Pheromone gland extracts of the Australian guava moth Coscinoptycha improbana (Lepidoptera: Carposinidae), contained four compounds that elicited responses from male moth antennae in gas chromatography-electroantennogram detection (GC-EAD) analyses. These were identified by GC-mass spectrometry as (Z)-7-tricosene (Z7-23Hy), (Z)-7-octadecen-11-one (Z7-11-one-18Hy), (Z)-7-nonadecen-11-one (Z7-11-one-19Hy), and (Z)-7-tricosen-11-one (Z7-11-one-23Hy) at a ratio of 65:23.5:1.5:10, respectively. Z7-23Hy, Z7-11-one-18Hy, and Z7-11-one-23Hy have not previously been reported as lepidopteran sex pheromone components. Z7-11-one-18Hy was active as a single component, and was synergized by Z7-11-one-23Hy but not Z7-11-one-19Hy, although the latter compound was weakly attractive as a single component. Addition of Z7-23Hy further increased attraction. The amount of the major pheromone component, Z7-11-one-18Hy in female pheromone gland extracts was estimated to be 16.4 ng/female (N = 8). Phenological data gathered over a 12-mo period in 2002 and 2003 using the binary blend indicated that moths are active throughout the year. The pheromone has already been employed to monitor the spread of C. improbana in New Zealand and detect its presence in Queensland, Australia.
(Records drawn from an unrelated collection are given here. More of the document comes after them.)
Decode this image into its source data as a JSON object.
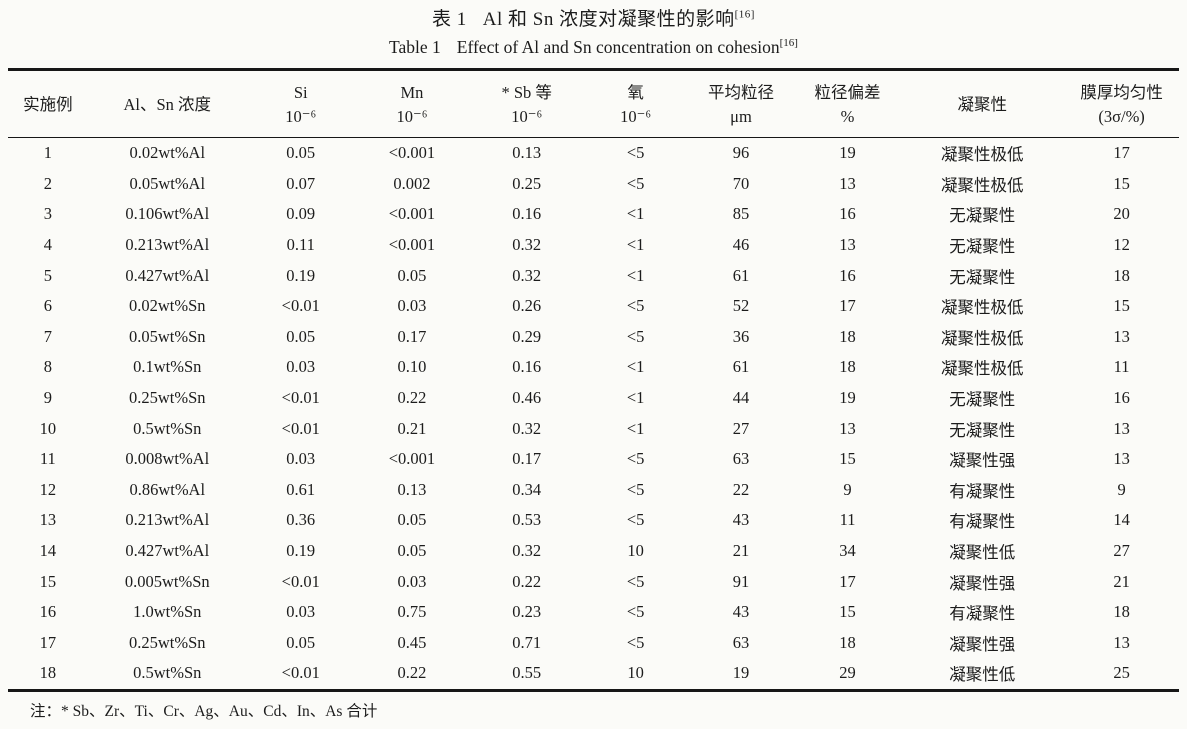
{
  "page": {
    "background": "#fbfbf8",
    "ink": "#1c1c1c"
  },
  "caption": {
    "zh": {
      "label": "表 1",
      "text": "Al 和 Sn 浓度对凝聚性的影响",
      "ref": "[16]"
    },
    "en": {
      "label": "Table 1",
      "text": "Effect of Al and Sn concentration on cohesion",
      "ref": "[16]"
    }
  },
  "table": {
    "columns": [
      {
        "id": "example-no",
        "line1": "实施例",
        "line2": ""
      },
      {
        "id": "al-sn-concentration",
        "line1": "Al、Sn 浓度",
        "line2": ""
      },
      {
        "id": "si",
        "line1": "Si",
        "line2": "10⁻⁶"
      },
      {
        "id": "mn",
        "line1": "Mn",
        "line2": "10⁻⁶"
      },
      {
        "id": "sb-etc",
        "line1": "* Sb 等",
        "line2": "10⁻⁶"
      },
      {
        "id": "oxygen",
        "line1": "氧",
        "line2": "10⁻⁶"
      },
      {
        "id": "mean-particle-size",
        "line1": "平均粒径",
        "line2": "μm"
      },
      {
        "id": "size-deviation",
        "line1": "粒径偏差",
        "line2": "%"
      },
      {
        "id": "cohesion",
        "line1": "凝聚性",
        "line2": ""
      },
      {
        "id": "film-uniformity",
        "line1": "膜厚均匀性",
        "line2": "(3σ/%)"
      }
    ],
    "col_widths_percent": [
      6.8,
      13.6,
      9.2,
      9.8,
      9.8,
      8.8,
      9.2,
      9.0,
      14.0,
      9.8
    ],
    "rows": [
      [
        "1",
        "0.02wt%Al",
        "0.05",
        "<0.001",
        "0.13",
        "<5",
        "96",
        "19",
        "凝聚性极低",
        "17"
      ],
      [
        "2",
        "0.05wt%Al",
        "0.07",
        "0.002",
        "0.25",
        "<5",
        "70",
        "13",
        "凝聚性极低",
        "15"
      ],
      [
        "3",
        "0.106wt%Al",
        "0.09",
        "<0.001",
        "0.16",
        "<1",
        "85",
        "16",
        "无凝聚性",
        "20"
      ],
      [
        "4",
        "0.213wt%Al",
        "0.11",
        "<0.001",
        "0.32",
        "<1",
        "46",
        "13",
        "无凝聚性",
        "12"
      ],
      [
        "5",
        "0.427wt%Al",
        "0.19",
        "0.05",
        "0.32",
        "<1",
        "61",
        "16",
        "无凝聚性",
        "18"
      ],
      [
        "6",
        "0.02wt%Sn",
        "<0.01",
        "0.03",
        "0.26",
        "<5",
        "52",
        "17",
        "凝聚性极低",
        "15"
      ],
      [
        "7",
        "0.05wt%Sn",
        "0.05",
        "0.17",
        "0.29",
        "<5",
        "36",
        "18",
        "凝聚性极低",
        "13"
      ],
      [
        "8",
        "0.1wt%Sn",
        "0.03",
        "0.10",
        "0.16",
        "<1",
        "61",
        "18",
        "凝聚性极低",
        "11"
      ],
      [
        "9",
        "0.25wt%Sn",
        "<0.01",
        "0.22",
        "0.46",
        "<1",
        "44",
        "19",
        "无凝聚性",
        "16"
      ],
      [
        "10",
        "0.5wt%Sn",
        "<0.01",
        "0.21",
        "0.32",
        "<1",
        "27",
        "13",
        "无凝聚性",
        "13"
      ],
      [
        "11",
        "0.008wt%Al",
        "0.03",
        "<0.001",
        "0.17",
        "<5",
        "63",
        "15",
        "凝聚性强",
        "13"
      ],
      [
        "12",
        "0.86wt%Al",
        "0.61",
        "0.13",
        "0.34",
        "<5",
        "22",
        "9",
        "有凝聚性",
        "9"
      ],
      [
        "13",
        "0.213wt%Al",
        "0.36",
        "0.05",
        "0.53",
        "<5",
        "43",
        "11",
        "有凝聚性",
        "14"
      ],
      [
        "14",
        "0.427wt%Al",
        "0.19",
        "0.05",
        "0.32",
        "10",
        "21",
        "34",
        "凝聚性低",
        "27"
      ],
      [
        "15",
        "0.005wt%Sn",
        "<0.01",
        "0.03",
        "0.22",
        "<5",
        "91",
        "17",
        "凝聚性强",
        "21"
      ],
      [
        "16",
        "1.0wt%Sn",
        "0.03",
        "0.75",
        "0.23",
        "<5",
        "43",
        "15",
        "有凝聚性",
        "18"
      ],
      [
        "17",
        "0.25wt%Sn",
        "0.05",
        "0.45",
        "0.71",
        "<5",
        "63",
        "18",
        "凝聚性强",
        "13"
      ],
      [
        "18",
        "0.5wt%Sn",
        "<0.01",
        "0.22",
        "0.55",
        "10",
        "19",
        "29",
        "凝聚性低",
        "25"
      ]
    ]
  },
  "footnote": "注：* Sb、Zr、Ti、Cr、Ag、Au、Cd、In、As 合计"
}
Identification of sex pheromone components of the painted apple moth: a tussock moth with a thermally labile pheromone component.

The sex pheromone of the painted apple moth, Teia anartoides (Lymantriidae) was investigated using GC-EAD and GC-MS analysis, derivatization, TLC analysis, and field cage and field trapping bioassays. The major sex pheromone components were identified as (6Z,9Z)-henicosa-6,9-dien-11-one and (6Z,9Z)-henicosa-6,9-diene. Other minor components of pheromone gland extracts included (6Z)-9R, 10S-epoxyeicos-6-ene, (6Z)-9R,10S-epoxyhenicos-6-ene, (6Z,9Z)-henicosa-6,9-dien-11-ol, (6Z)-henicos-6-en-11-one, and (6Z, 8E)-henicosa-6,8-dien-11-one, but the roles of these minor components remain equivocal. In field cage and field experiments, a blend of all seven identified components [(6Z,9Z)-henicosa-6,9-dien-11-one (relative amount 100), (6Z,9Z)-henicosa-6,9-diene (100), (6Z)-9R,10S-epoxyeicos-6-ene (5), (6Z)-9R,10S-epoxyhenicos-6-ene (10), (6Z,9Z)-henicosa-6,9-dien-11-ol (5), (6Z)-henicos-6-en-11-one (1), and (6Z,8E)-henicosa-6,8-dien-11-one (25)] was as attractive to males as calling females, but tests with blends of the major component(s) with subsets of the minor components did not produce consistent results that unequivocally showed the various minor components to be critical components of the active blend. (6Z,9Z)-henicosa-6,9-dien-11-one is thermally labile and rearranges to (6Z,8E)-henicosa-6,8-dien-1-one and other products at ambient temperature, rendering the synthetic pheromone lure inactive after two days of field exposure.